What is Big Data?
- Yazmin T. Montana
- Sep 13, 2021
- 2 min read
Updated: Jun 8, 2022
Big Data is a collection of information that is so large it does not fit into traditional databases and cannot be processed by a single computer.Data comes from a variety of sources, for example traditional databases, server log files, social media engagement, website visits and page views, email copy, or virtually anything that can be uploaded to a computer.
In order to find valuable insights from a vast amount of unorganized data, we must process it in a way that traditional databases can't.
Big Data is about finding useful insights that are hidden in undetected patterns and relationships. It is only until very recently that it has become affordable and practical to analyze very large volumes of data, which could not be done in the past due to the size of the computer power required to do it.
A key particularity of Big Data is that the tools and methods used to explore it, typically don't work well on small sized data bases. You can always gain new insights if you analyze 10,000 parameters instead of 10, and if you do it every second instead of once a week.

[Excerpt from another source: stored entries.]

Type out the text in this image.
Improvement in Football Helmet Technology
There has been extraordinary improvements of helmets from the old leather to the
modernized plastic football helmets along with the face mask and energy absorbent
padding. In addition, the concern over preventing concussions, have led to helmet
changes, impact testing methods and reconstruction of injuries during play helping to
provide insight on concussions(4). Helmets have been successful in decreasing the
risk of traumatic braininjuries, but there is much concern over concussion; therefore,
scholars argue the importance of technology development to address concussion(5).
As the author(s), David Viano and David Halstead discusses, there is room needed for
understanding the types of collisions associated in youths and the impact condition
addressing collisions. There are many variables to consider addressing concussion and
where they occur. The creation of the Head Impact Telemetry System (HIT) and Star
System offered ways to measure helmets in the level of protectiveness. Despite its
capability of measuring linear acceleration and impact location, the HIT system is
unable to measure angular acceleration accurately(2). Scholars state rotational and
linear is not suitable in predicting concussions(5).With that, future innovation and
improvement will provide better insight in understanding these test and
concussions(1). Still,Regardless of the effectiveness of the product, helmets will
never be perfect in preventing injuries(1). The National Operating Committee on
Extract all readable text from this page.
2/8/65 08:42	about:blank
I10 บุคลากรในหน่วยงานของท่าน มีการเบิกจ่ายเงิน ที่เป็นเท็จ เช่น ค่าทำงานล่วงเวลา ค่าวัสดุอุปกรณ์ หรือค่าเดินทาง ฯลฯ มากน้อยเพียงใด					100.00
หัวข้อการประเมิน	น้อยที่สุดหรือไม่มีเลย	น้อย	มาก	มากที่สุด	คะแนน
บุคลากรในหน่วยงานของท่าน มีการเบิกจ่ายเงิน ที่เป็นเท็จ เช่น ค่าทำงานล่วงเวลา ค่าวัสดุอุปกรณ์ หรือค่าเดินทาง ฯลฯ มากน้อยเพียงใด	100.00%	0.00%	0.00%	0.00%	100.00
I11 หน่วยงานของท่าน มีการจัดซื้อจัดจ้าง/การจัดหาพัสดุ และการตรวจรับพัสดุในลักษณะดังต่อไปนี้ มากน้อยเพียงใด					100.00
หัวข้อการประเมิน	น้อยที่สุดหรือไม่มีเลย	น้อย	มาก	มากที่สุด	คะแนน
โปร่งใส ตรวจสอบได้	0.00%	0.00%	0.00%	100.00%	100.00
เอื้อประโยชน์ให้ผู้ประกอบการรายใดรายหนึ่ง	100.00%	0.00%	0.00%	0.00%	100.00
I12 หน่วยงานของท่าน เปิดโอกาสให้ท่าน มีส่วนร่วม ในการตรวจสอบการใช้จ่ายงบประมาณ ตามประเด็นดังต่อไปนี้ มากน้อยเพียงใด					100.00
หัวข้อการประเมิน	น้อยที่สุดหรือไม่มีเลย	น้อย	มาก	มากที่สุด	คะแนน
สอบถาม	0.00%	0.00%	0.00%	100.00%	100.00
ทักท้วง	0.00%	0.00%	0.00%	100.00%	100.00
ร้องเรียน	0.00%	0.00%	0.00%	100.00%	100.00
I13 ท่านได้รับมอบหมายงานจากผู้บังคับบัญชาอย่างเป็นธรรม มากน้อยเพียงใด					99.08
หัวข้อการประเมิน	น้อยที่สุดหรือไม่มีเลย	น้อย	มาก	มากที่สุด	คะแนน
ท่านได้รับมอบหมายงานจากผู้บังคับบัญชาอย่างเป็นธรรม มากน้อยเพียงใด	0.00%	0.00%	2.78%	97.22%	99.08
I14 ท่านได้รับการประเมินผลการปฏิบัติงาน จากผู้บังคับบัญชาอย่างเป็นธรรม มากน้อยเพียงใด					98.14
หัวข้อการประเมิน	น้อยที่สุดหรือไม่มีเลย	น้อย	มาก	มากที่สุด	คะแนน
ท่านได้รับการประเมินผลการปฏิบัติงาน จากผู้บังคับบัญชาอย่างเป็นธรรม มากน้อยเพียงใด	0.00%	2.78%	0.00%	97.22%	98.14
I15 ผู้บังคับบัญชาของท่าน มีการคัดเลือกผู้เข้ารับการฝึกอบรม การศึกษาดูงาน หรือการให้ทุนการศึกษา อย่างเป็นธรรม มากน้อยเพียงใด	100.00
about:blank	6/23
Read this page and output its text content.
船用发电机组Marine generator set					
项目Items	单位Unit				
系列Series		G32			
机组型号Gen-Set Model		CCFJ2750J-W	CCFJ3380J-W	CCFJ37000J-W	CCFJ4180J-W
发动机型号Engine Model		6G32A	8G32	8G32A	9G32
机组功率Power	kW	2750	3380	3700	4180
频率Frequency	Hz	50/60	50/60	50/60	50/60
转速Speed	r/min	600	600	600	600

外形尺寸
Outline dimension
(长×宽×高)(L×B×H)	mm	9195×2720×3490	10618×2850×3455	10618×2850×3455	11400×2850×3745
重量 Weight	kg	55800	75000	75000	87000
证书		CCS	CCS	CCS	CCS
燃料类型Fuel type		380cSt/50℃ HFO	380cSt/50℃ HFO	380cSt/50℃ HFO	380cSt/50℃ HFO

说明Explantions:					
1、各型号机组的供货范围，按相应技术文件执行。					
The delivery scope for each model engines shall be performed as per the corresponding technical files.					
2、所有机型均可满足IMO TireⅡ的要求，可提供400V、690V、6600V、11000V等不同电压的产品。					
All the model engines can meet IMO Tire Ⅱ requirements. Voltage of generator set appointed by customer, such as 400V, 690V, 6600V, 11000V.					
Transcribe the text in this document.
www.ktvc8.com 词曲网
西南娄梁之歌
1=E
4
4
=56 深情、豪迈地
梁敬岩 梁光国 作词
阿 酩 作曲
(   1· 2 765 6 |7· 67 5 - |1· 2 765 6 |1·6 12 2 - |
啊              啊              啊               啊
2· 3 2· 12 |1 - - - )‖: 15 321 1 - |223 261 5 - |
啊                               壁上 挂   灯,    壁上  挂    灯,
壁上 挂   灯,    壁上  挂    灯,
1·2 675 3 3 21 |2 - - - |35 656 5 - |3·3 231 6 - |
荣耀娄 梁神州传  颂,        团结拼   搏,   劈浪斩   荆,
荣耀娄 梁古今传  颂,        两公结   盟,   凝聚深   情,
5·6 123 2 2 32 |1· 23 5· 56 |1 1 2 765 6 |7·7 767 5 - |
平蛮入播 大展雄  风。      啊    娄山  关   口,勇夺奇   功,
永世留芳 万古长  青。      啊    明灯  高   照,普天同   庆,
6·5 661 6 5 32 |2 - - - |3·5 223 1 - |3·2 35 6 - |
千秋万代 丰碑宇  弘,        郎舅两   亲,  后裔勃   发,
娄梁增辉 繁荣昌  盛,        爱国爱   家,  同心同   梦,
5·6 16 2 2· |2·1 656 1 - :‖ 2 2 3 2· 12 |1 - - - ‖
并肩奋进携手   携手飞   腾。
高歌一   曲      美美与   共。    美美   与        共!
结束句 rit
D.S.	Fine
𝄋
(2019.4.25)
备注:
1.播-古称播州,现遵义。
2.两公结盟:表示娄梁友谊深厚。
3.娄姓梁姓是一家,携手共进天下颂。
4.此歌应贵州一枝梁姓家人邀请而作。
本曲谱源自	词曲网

More data with simple algorithms is better than great algorithms with fewer data.
When a limited set of samples have to be used to reduce computational load, many useful patterns and correlations usually become difficult to find. However, larger volumes of data enable us to accept reduced quality in the structure because size compensates for accuracy.
Often, understanding the general pattern of our data and being able to reveal a trend, is more important in real- life cases than having precise information on the exact details.
How are the insights in Big Data found?
Scientists, programmers, engineers and analysts use statistical analysis and (or) data mining algorithms that detect correlations.
Correlation is the statistical relationship between different data values: If two data values have a strong relationship, one value is likely to change when the other does.
With Big Data, you will know what insights was found but not why they occurred. Nevertheless, sufficient data volumes can help make conclusions even if no explanation is available.
When speaking of Big data, we often discuss the 3 V's:
Volume (Data size)
Velocity (Speed of data flow)
Variety (How unstructured the information is)
In the same way, we have algorithms that are often discussed:
5 advanced Analytics algorithms for Big Data
Linear regression (Can be performed on any statistical software, including Excel)
Logistic regression (Requieres a more sophisticated statistical software, such a Minitab)
Classification trees (It is preferably to develop an algorithm for the specific usage of the data)
K- Nearest neighbors
K-Means clustering